Zweiri also noted that the course of the crisis will change if Riyadh decides to “act independently” from Abu Dhabi.

“As soon as that happens, it’s a breakthrough in solving some of the issues related to the crisis,” he said, but the issues will focus on the airspace while “other things may to arrive gradually and slowly ”.

The “ root causes ” remain

Doha said it would be willing to compromise with its neighbors, but argued its sovereignty was a red line.

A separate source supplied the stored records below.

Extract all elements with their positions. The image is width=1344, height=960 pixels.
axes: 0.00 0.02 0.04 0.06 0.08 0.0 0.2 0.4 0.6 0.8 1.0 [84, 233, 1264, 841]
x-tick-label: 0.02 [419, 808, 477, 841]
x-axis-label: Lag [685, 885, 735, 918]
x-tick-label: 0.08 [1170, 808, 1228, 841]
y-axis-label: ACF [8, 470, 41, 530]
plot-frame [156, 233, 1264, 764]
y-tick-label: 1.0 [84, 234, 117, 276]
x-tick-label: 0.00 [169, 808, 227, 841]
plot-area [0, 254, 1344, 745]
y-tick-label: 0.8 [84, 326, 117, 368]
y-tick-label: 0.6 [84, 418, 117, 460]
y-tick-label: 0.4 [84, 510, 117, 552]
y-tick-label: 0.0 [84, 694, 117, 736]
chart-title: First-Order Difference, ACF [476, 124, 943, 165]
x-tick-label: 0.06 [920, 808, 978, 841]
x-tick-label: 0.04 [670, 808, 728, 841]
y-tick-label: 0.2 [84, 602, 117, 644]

He is in a strong negotiating position and any concessions he makes “won’t include anything of importance,” Mitchel said.

“The fact is that the international community has not embraced the reasons given for this crisis, and the blockade has been widely viewed as a strategic failure by all analyzes,” she said.

But analysts are skeptical about whether a deal will be reached at the next GCC summit on January 5, even though relations between Saudi Arabia and Qatar appear to be progressing.

“The need for countries blocking the blockade to save face may prevent a speedy resolution,” said Mitchel, adding that an important aspect of this is whether the UAE chooses to “bend its hard line”.

Zweiri and Cafiero believe that any deal will not have a lasting impact if the “root causes” of the dispute are not addressed.

“The root causes of the GCC crisis that erupted in 2017 will continue to fuel tensions” between Qatar and its neighbors, Cafiero said.

Zweiri agreed, identifying the main root cause as “a huge difference in foreign policy” which will likely stay and maintain the current state of affairs.

“It could be just another summit … we have to see who will represent Qatar at the top,” he said.

A primary indicator of lasting reconciliation will also be reflected in a “more coordinated stance” of GCC member states on issues such as the war in Yemen, Zweiri said.

“[If there is a reconciliation] they should be more coordinated than divided, ”he added.

And while reconciliation may seem imminent at the diplomatic level, there will be “tensions between Qatari companies and the blockade-blocking states that will continue into the future,” Cafiero said.